Sunday, July 28, 2024

The Sacrifice by Rin Chupeco

 

THE SACRIFICE was a total impulse-buy for me, considering I wasn't too fond of the last book I read by this author. But everything about this book sounded so awesome that I wanted to give it a try anyway. A haunted island in the Philippines where a racially insensitive American film crew awakens something terrible while trying to film a ghost hunting show? And a nonbinary lead?

Yeah, there's no way we're saying no to any of that.

And I was so right, by the way. This was fun. Creepy and a little gory, but not more than I, a wuss, could handle. I forgot to mute my phone and when the notification alarm went off while I was in the middle of one of the scarier scenes, I literally JUMPED (and I was holding a water glass, so guess who got soaked???). The anticolonialist message pours from the pages, couched in rage, which serve as a nice counterpoint to the dry irony of the narrator, Alon, who knows that the interlopers are making a terrible mistake, but also knows that they won't heed their warnings because of their arrogance.
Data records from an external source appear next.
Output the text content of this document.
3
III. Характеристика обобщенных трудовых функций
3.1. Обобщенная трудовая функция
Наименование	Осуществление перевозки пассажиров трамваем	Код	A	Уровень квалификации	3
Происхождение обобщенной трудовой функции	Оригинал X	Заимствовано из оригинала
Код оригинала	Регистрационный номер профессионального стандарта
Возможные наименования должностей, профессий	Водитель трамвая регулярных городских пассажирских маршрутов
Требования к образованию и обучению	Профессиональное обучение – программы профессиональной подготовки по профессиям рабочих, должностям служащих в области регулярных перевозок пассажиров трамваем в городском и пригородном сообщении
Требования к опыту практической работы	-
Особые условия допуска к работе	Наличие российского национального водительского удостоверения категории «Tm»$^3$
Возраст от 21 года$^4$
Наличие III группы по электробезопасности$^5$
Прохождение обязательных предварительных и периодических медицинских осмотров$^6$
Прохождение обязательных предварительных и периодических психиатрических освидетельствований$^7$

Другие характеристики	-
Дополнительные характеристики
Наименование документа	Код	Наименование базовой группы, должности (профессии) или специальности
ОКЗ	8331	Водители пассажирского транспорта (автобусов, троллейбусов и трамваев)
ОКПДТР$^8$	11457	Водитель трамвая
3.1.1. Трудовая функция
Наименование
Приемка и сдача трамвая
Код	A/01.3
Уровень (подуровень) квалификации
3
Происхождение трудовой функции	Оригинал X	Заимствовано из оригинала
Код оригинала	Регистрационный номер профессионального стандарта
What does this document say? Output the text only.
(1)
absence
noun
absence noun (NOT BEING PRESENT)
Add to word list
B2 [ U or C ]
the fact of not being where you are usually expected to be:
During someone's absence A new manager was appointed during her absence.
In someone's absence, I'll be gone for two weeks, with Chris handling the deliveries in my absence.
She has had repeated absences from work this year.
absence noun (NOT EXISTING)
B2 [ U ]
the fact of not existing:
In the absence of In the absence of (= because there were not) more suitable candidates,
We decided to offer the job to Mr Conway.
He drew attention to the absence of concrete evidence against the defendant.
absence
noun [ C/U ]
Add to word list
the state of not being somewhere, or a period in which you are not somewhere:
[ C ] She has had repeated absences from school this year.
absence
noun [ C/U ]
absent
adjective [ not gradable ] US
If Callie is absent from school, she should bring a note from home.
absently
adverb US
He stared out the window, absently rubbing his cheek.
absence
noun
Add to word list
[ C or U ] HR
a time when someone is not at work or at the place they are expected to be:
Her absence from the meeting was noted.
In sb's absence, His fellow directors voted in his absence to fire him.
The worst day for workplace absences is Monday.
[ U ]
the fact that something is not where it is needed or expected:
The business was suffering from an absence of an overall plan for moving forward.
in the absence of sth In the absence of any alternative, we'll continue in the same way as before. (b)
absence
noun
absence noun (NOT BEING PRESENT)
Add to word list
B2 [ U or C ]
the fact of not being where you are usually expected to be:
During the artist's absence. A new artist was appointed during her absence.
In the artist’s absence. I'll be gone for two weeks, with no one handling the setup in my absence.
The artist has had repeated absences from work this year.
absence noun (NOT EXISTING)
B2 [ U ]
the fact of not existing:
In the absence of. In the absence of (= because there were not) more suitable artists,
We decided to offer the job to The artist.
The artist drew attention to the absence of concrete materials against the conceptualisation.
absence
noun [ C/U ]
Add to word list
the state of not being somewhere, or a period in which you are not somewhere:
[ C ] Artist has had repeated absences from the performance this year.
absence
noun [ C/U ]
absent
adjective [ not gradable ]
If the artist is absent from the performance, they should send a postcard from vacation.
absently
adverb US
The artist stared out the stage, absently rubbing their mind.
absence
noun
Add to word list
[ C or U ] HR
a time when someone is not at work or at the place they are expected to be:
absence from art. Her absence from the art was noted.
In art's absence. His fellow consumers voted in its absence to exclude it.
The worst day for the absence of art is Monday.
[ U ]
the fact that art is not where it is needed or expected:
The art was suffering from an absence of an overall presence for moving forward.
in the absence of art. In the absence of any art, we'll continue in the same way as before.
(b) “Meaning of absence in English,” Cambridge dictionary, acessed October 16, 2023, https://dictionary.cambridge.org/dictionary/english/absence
My only qualm is that the pacing felt uneven. There were a lot of slow moments. I get that slower beats are a necessity to allow readers to absorb the horror, which was quite well done, but I did find myself losing interest at some parts in the third act. The villain(s) were also kind of caricatures of evil, but because this feels like an homage to classic horror, I feel like that actually worked here. At many points, this feels like a satire of monster horror movies, and I kind of loved that.

Definitely read this if you like folk horror and East Asian settings!